Saito Yasuo, Sakamoto Mitsuo, Takizawa Satoru, Benno Yoshimi
Glico Dairy Products Co., Ltd., 2-14-1 Musashino, Akishima, Tokyo 196-0021, Japan.
FEMS Microbiol Lett. 2004 Feb 9;231(1):125-30. doi: 10.1016/S0378-1097(03)00951-0.
Real-time polymerase chain reaction (PCR) and nested reverse transcription (RT) PCR were applied to demonstrate the viability of lactobacilli in the feces of volunteers fed fermented milk containing lactobacilli. Two sets of specific primers and a TaqMan probe for real-time PCR were constructed using the S-layer gene as a target. After fermented milk ingestion, Lactobacillus helveticus GCL1001 was detected in the feces of 12 volunteers over a few days, with the maximum number being between 10(4.5) and 10(7.8) cells g(-1) of feces.
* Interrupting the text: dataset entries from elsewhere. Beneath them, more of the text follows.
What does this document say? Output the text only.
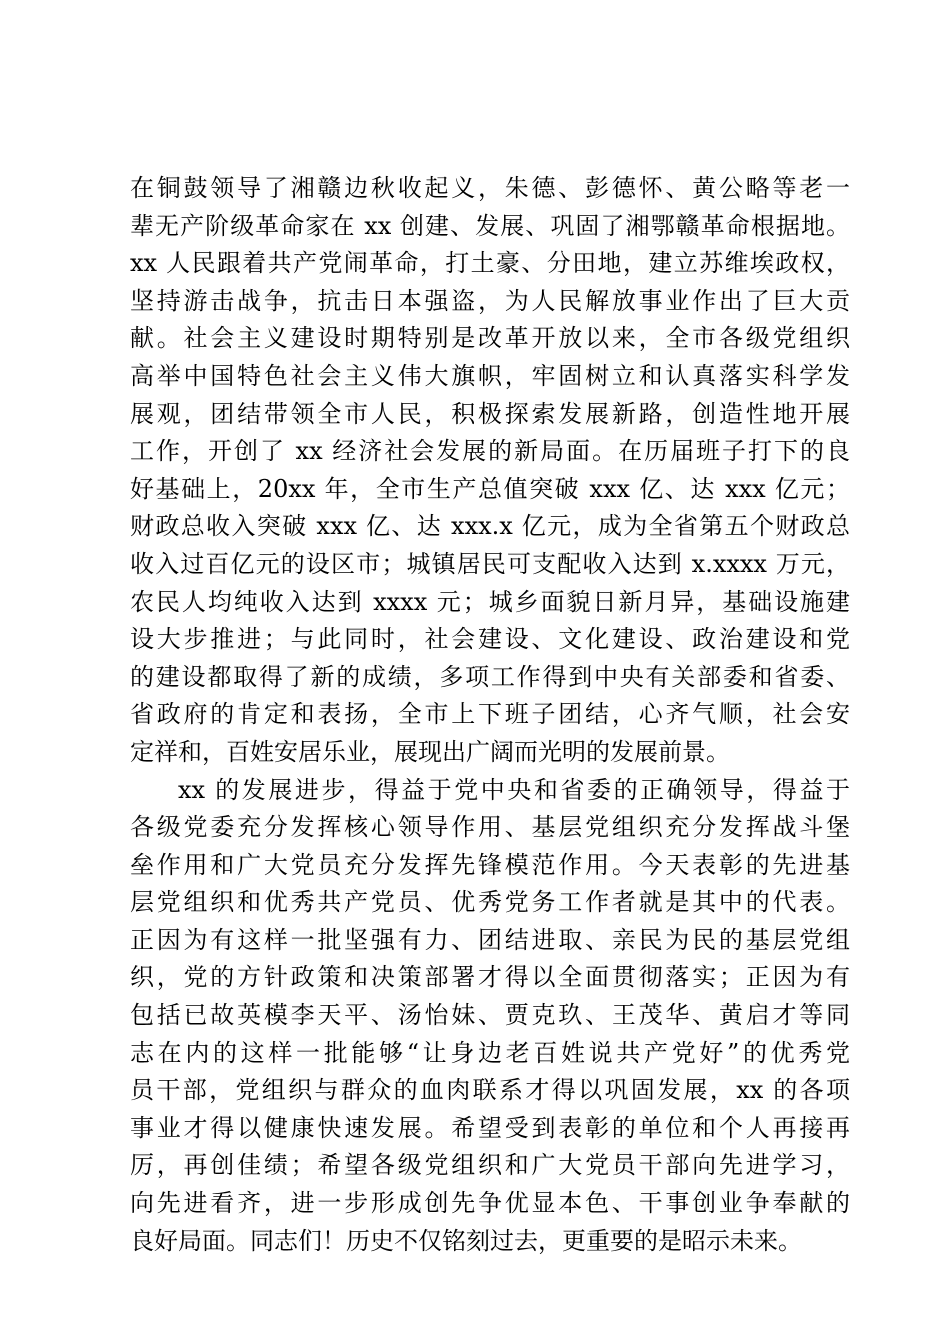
在铜鼓领导了湘赣边秋收起义，朱德、彭德怀、黄公略等老一
辈无产阶级革命家在 xx 创建、发展、巩固了湘鄂赣革命根据地。
xx 人民跟着共产党闹革命，打土豪、分田地，建立苏维埃政权，
坚持游击战争，抗击日本强盗，为人民解放事业作出了巨大贡
献。社会主义建设时期特别是改革开放以来，全市各级党组织
高举中国特色社会主义伟大旗帜，牢固树立和认真落实科学发
展观，团结带领全市人民，积极探索发展新路，创造性地开展
工作，开创了 xx 经济社会发展的新局面。在历届班子打下的良
好基础上，20xx 年，全市生产总值突破 xxx 亿、达 xxx 亿元；
财政总收入突破 xxx 亿、达 xxx.x 亿元，成为全省第五个财政总
收入过百亿元的设区市；城镇居民可支配收入达到 x.xxxx 万元，
农民人均纯收入达到 xxxx 元；城乡面貌日新月异，基础设施建
设大步推进；与此同时，社会建设、文化建设、政治建设和党
的建设都取得了新的成绩，多项工作得到中央有关部委和省委、
省政府的肯定和表扬，全市上下班子团结，心齐气顺，社会安
定祥和，百姓安居乐业，展现出广阔而光明的发展前景。
xx 的发展进步，得益于党中央和省委的正确领导，得益于
各级党委充分发挥核心领导作用、基层党组织充分发挥战斗堡
垒作用和广大党员充分发挥先锋模范作用。今天表彰的先进基
层党组织和优秀共产党员、优秀党务工作者就是其中的代表。
正因为有这样一批坚强有力、团结进取、亲民为民的基层党组
织，党的方针政策和决策部署才得以全面贯彻落实；正因为有
包括已故英模李天平、汤怡妹、贾克玖、王茂华、黄启才等同
志在内的这样一批能够“让身边老百姓说共产党好”的优秀党
员干部，党组织与群众的血肉联系才得以巩固发展，xx 的各项
事业才得以健康快速发展。希望受到表彰的单位和个人再接再
厉，再创佳绩；希望各级党组织和广大党员干部向先进学习，
向先进看齐，进一步形成创先争优显本色、干事创业争奉献的
良好局面。同志们！历史不仅铭刻过去，更重要的是昭示未来。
Moreover, mRNA from this strain was detected in the feces of all volunteers by nested RT-PCR. The results show that these methods are applicable to the demonstration of bacterial viability in feces, and that ingested L. helveticus GCL1001 can survive through the gastrointestinal tract.
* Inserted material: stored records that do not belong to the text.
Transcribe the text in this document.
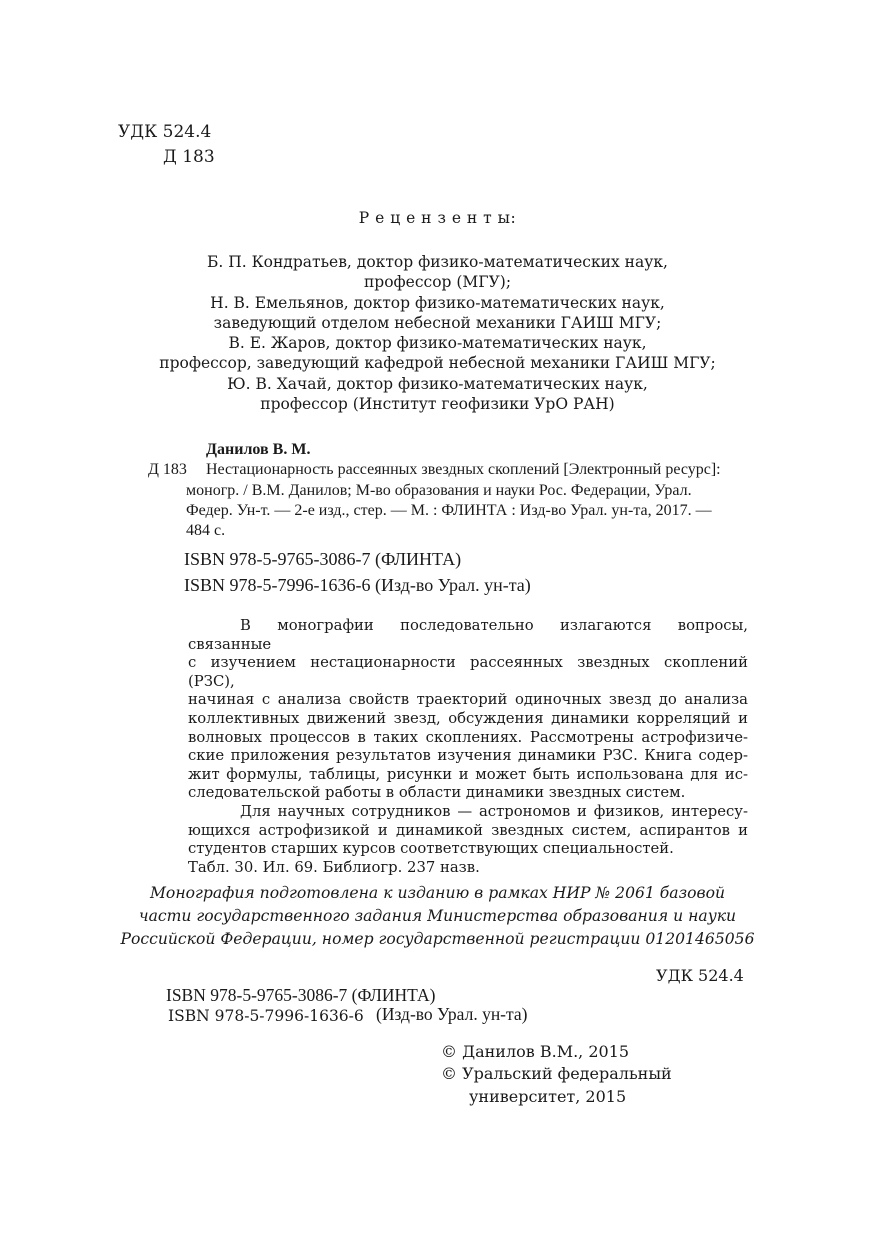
УДК 524.4
Д 183
Р е ц е н з е н т ы:
Б. П. Кондратьев, доктор физико-математических наук,
профессор (МГУ);
Н. В. Емельянов, доктор физико-математических наук,
заведующий отделом небесной механики ГАИШ МГУ;
В. Е. Жаров, доктор физико-математических наук,
профессор, заведующий кафедрой небесной механики ГАИШ МГУ;
Ю. В. Хачай, доктор физико-математических наук,
профессор (Институт геофизики УрО РАН)
Данилов В. М.
Д 183 Нестационарность рассеянных звездных скоплений [Электронный ресурс]:
моногр. / В.М. Данилов; М-во образования и науки Рос. Федерации, Урал.
Федер. Ун-т. — 2-е изд., стер. — М. : ФЛИНТА : Изд-во Урал. ун-та, 2017. —
484 с.
ISBN 978-5-9765-3086-7 (ФЛИНТА)
ISBN 978-5-7996-1636-6 (Изд-во Урал. ун-та)

В монографии последовательно излагаются вопросы, связанные

с изучением нестационарности рассеянных звездных скоплений (РЗС),

начиная с анализа свойств траекторий одиночных звезд до анализа

коллективных движений звезд, обсуждения динамики корреляций и

волновых процессов в таких скоплениях. Рассмотрены астрофизиче-

ские приложения результатов изучения динамики РЗС. Книга содер-

жит формулы, таблицы, рисунки и может быть использована для ис-

следовательской работы в области динамики звездных систем.

Для научных сотрудников — астрономов и физиков, интересу-

ющихся астрофизикой и динамикой звездных систем, аспирантов и

студентов старших курсов соответствующих специальностей.

Табл. 30. Ил. 69. Библиогр. 237 назв.

Монография подготовлена к изданию в рамках НИР № 2061 базовой
части государственного задания Министерства образования и науки
Российской Федерации, номер государственной регистрации 01201465056
УДК 524.4
ISBN 978-5-9765-3086-7 (ФЛИНТА)
ISBN 978-5-7996-1636-6 (Изд-во Урал. ун-та)
© Данилов В.М., 2015
© Уральский федеральный
университет, 2015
应用实时聚合酶链反应(PCR)和巢式逆转录(RT)PCR来证明食用含乳酸菌发酵乳的志愿者粪便中乳酸菌的生存能力。使用表层蛋白基因作为靶点构建了两组用于实时PCR的特异性引物和一个TaqMan探针。食用发酵乳后,在几天内于12名志愿者的粪便中检测到瑞士乳杆菌GCL1001,粪便中该菌的最大数量在每克粪便10(4.5)至10(7.8)个细胞之间。此外,通过巢式RT-PCR在所有志愿者的粪便中检测到了该菌株的mRNA。结果表明,这些方法适用于证明粪便中细菌的生存能力,并且摄入的瑞士乳杆菌GCL1001能够在胃肠道中存活。